Poema lírico composto de estrofes de versos com medida igual, sempre de tom alegre e entusiástico. Ao pé da letra, esta é a definição de ode. Em livre adaptação para o futebol é o que fazem Renato Portaluppi e Jorge Jesus no comando de Grêmio e Flamengo, ambos devotos do gol. Menos de 10 anos os separam, o que significa que as referências de cada um são de um mesmo tempo. As trajetórias dos treinadores são completamente diferentes, mas há muito mais a aproximá-los do que a afastá-los. Caso se desarmassem do espírito competitivo, poderiam ser bons amigos contando suas histórias na mesa de um bar. Às vésperas de se enfrentarem, Renato e Jesus, Grêmio e Flamengo prometem um jogo extraordinário na Arena.

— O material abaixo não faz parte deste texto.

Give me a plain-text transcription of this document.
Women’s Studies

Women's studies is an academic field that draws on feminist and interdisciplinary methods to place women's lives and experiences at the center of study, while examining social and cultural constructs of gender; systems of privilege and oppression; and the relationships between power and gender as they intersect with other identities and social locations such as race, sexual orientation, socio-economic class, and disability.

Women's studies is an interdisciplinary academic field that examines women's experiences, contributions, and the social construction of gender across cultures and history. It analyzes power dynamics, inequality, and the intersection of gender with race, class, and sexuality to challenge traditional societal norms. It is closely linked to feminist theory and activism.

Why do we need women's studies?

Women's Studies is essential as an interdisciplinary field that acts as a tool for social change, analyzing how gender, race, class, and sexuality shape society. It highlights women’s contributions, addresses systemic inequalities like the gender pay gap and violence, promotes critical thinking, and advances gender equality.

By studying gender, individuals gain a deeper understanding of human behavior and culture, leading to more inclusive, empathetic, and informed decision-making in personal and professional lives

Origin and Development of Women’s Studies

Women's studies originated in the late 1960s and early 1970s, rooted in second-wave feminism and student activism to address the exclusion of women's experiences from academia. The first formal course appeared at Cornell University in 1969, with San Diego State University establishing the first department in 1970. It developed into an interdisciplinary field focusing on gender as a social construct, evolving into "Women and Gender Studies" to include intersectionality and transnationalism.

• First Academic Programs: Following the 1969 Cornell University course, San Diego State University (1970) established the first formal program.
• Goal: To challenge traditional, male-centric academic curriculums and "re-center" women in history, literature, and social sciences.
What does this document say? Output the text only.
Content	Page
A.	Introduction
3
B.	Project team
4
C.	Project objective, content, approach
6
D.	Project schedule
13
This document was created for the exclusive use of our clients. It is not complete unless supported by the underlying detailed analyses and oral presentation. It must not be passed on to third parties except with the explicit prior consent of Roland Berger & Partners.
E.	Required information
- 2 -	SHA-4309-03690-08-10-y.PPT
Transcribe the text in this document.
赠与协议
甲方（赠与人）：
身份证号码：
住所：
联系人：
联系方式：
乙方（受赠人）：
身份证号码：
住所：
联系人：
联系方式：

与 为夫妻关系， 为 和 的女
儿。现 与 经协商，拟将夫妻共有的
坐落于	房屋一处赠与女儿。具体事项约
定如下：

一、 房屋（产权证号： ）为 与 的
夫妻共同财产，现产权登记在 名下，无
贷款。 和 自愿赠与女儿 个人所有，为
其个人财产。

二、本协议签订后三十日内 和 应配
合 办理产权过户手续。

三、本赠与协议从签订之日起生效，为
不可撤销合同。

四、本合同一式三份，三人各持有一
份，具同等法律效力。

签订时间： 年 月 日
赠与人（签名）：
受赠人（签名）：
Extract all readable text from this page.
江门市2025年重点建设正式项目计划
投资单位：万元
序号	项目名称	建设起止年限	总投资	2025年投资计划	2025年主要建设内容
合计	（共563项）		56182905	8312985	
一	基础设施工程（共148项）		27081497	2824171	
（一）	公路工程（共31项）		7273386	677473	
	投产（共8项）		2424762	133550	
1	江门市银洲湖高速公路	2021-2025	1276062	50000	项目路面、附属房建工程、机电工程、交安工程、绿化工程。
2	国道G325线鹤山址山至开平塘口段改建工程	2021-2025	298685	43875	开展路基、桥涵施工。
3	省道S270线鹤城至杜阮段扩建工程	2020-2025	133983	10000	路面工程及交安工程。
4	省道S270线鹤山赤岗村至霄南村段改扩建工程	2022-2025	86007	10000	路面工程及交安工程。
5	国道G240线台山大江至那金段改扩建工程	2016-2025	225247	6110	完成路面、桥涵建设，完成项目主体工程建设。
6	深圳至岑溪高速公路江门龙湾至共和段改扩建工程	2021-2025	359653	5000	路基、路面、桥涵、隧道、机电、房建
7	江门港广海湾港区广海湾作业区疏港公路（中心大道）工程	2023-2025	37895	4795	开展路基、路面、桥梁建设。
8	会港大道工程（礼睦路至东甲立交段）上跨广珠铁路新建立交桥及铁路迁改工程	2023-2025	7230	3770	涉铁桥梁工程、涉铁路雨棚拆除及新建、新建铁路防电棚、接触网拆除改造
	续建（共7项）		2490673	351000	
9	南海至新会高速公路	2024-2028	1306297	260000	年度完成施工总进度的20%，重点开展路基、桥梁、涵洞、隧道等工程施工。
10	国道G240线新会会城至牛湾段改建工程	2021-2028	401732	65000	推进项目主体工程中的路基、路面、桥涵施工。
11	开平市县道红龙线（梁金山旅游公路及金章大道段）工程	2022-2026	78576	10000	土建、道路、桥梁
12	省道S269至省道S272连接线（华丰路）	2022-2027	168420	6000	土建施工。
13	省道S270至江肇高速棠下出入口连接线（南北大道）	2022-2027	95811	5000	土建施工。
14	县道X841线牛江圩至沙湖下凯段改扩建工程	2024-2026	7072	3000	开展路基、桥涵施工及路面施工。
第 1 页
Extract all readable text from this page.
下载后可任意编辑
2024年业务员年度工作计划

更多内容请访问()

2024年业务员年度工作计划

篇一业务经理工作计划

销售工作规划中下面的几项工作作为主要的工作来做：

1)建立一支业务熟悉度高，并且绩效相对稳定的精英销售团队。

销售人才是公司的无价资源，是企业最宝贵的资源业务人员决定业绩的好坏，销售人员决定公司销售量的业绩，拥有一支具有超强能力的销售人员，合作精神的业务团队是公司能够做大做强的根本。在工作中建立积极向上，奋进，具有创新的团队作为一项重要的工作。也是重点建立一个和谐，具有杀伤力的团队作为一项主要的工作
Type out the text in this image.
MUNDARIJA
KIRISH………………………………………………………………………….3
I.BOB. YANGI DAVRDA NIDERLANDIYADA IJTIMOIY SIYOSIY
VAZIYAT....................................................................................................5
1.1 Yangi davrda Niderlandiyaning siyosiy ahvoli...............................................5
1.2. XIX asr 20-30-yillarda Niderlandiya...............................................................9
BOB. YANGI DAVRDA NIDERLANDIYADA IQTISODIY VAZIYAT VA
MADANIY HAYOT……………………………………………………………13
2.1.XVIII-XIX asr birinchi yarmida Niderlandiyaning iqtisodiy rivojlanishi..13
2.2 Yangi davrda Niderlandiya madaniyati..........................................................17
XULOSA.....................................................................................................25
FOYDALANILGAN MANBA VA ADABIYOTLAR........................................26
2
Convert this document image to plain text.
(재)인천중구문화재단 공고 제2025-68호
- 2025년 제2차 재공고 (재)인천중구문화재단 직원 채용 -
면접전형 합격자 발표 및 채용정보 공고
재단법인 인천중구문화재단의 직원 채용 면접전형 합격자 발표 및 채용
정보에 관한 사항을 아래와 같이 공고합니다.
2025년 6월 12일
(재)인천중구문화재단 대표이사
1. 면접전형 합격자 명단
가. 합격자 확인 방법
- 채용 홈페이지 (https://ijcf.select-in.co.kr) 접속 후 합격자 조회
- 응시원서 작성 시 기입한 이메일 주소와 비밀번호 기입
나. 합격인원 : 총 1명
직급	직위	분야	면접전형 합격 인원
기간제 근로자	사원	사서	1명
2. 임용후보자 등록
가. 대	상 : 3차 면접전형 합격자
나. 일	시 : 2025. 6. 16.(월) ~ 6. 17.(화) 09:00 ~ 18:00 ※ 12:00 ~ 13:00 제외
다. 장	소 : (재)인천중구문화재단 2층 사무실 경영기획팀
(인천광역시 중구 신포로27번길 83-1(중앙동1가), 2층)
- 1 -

O que aproxima os dois técnicos é o conceito final, a prioridade absoluta pelo gol. O caminho que cada um recomenda à sua equipe para alcançar o objetivo é diferente. Jorge Jesus conta com mais qualidade individual no time que dirige. Seu jogo apoiado começa por Rodrigo Caio e Marí, zagueiros de passe. Nas laterais, Rafinha e Filipe Luís traçam com naturalidade o trajeto da linha de fundo ou da diagonal por dentro, o que costuma ocorrer em sincronia com a abertura dos meias Arrascaeta e Everton Ribeiro. A começar o serviço de meio-campo, William Arão, agora adorado pela torcida porque jogando no lugar certo, e Gerson agregam intensa movimentação entre as duas áreas com marcação não faltosa.
A este combo de virtudes, o Flamengo ainda acrescenta a velocidade de Bruno Henrique, que se sente à vontade à esquerda e à direita. Como cereja do bolo, Gabigol se mexe à frente de todos estes incessantemente, o que proporciona a ele e aos parceiros uma grande quantidade de chances criadas e, por consequência, o melhor ataque do Brasileirão.
O Grêmio, na comparação direta com as qualidades do Flamengo que ocuparam tantas linhas desta coluna, tem o jogador mais independente do confronto, aquele que se basta a partir do momento em que toca na bola porque é capaz, como nenhum outro no futebol brasileiro, de sair driblando três ou quatro defensores adversários e gerar sozinho uma situação de gol. Everton tem feito isso de azul e de amarelo, mas no Grêmio com muito mais regularidade. Como consequência, o time acaba jogando para Everton, nada de errado nisso. Recentemente, ao completar 16 gols em quatro jogos, o Grêmio ampliou o leque. Diego Tardelli trouxe movimentação inteligente entre os zagueiros. Alisson se afirmou no corredor direito com gols e bola parada.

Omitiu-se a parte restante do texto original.